Nicola here, musing on the pleasure of discovering unexpected reads. Last week I visited Tredegar House, which is a fabulous 17th century mansion in Wales, once the home of the Morgan family. Like so many of these places, the house is magnificent and the family history riveting. There’s also a connection to Ashdown House, which made it even more interesting for me so I wandered around looking at the family portraits and admiring the rooms before heading off to the gift shop and the tearoom!
Most National Trust properties these days have a second hand bookshop and browsing through the history section I came across a non-fiction book about the Norman Conquest. It was a “retired” library book called 1066 The Hidden History of the Bayeux Tapestry. I hadn’t studied the Norman Conquest of England since I was at college and hadn’t read much about it in the intervening time, so this looked intriguing and I’m also a total sucker for books that promise to solve a history mystery or tell me some sort of secret I didn’t know. That night I sat down to read it, not really expecting a thriller-style read, and I was totally hooked. Even though it was non-fiction it read like a page-turner, putting forward a story that challenged the traditional interpretation of the Bayeux Tapestry as a piece of Norman propaganda and suggesting it had a secret hidden message showing the Anglo Saxon side of the story. It was pretty convincing and I loved it.
One episode in the book particularly caught my interest. It was talking about how the tapestry had survived from 1066 until the present day, which is pretty astonishing when you think about it. It had some fairly close escapes, most notably during the French Revolution when some of the people of Bayeux wanted to rip it up to use it to cover their carts! Soon after that, though, it became a propaganda tool again, this time for Napoleon.
In 1803, Napoleon was making vast and detailed plans to invade Britain. He had 2000 ships moored between Brest and Antwerp and 200 000 soldiers, the Armée d'Angleterre (Army of England), encamped at Boulogne. (He also considered invading by balloon and appointed a woman, Sophie Blanchard, as his Air Service Chief.

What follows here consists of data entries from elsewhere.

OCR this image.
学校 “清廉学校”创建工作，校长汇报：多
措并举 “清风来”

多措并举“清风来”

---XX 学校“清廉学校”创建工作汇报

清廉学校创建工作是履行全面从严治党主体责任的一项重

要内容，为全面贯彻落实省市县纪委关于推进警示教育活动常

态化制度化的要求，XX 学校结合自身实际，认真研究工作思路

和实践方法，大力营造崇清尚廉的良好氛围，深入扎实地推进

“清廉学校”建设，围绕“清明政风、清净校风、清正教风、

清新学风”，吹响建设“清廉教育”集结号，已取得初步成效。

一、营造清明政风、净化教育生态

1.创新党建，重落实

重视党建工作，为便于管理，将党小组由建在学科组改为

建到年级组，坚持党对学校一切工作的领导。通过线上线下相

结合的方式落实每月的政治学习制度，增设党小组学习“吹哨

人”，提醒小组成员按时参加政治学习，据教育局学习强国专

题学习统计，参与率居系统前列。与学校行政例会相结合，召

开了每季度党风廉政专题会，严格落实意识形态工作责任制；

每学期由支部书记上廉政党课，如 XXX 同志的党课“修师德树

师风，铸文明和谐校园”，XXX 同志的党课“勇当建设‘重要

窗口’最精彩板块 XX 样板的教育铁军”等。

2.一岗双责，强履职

Sophie was a professional pioneer balloonist and worth of a blog all of her own!)
Napoleon was very keen to draw on the Bayeux Tapestry as propaganda for the invasion of England. After all, it showed as a conquering French Army routing the perfidious English (even if it was actually the Normans who had triumphed in 1066 and they did not consider themselves to be French!)
In November 1803 he ordered the Tapisserie de la Reine Mathilde, as it was known, to be brought to Paris for exhibition at the Louvre, then called the Musee Napoleon, for public exhibition. The exhibition took place in the Galerie Apollon from December 8th. This time the people of Bayeux had been keen to hold on to it but the local authorities felt they could not really refuse. Crowds flocked to see the exhibit and it soon became a fashionable topic of conversation in high society. Napoleon spent considerable time brooding over its message, apparently, walking around the gallery on his own, studying it. A souvenir exhibition brochure was produced to accompany the public display as well.
In late November 1803 a comet passed over France and Southern England just like in the tapestry. Napoleon could not believe his luck, and a description of the comet was hastily printed and included in the exhibition brochure: “Dover December 6 1803. Last night about 5pm we observed a superb comet which rose in the south west and moved towards the north. It had a tail about thirty yards long. The whole countryside was lighted for many miles all around and after it disappeared, one smelled a strong odour of sulphur.”
Meanwhile to exploit the full propaganda effect of the occasion, a play called Queen Mathilde’s Tapestry was written, a musical comedy that showed William the Conqueror’s wife Matilda stitching away whilst a fictious boy called Raymond sang about wanting to be a soldier-hero like those depicted in embroidery. All in all, Paris must have been full of Bayeux Tapestry fever that year!
In the end the planned invasion of Britain came to nothing. The balloon army idea didn’t work because of contrary winds and the combination of tides, winds and the British Navy blockade of the English Channel prevented the flotilla from invading. The Bayeux Tapestry was sent back home and it’s role in Napoleon’s propaganda war was over.
There’s a lot more fascinating stuff in the book but this episode really caught my imagination. I could imagine the cream of Parisian high society flocking to the Louvre to admire the ancient tapestry and maybe plan a new one for when Napoleon’s own invasion succeeded!
Which all brings me back to the book that started it all, and I was so happy to have found it. There’s something even nicer about it when you’re not expecting to find such an interesting book in the first place, or when a book surprises you! So my question is:
Have you ever stumbled unexpectedly across a really brilliant books somewhere, fiction or non-fiction? Or has a book you’ve picked up with one expectation turned out to be completely different?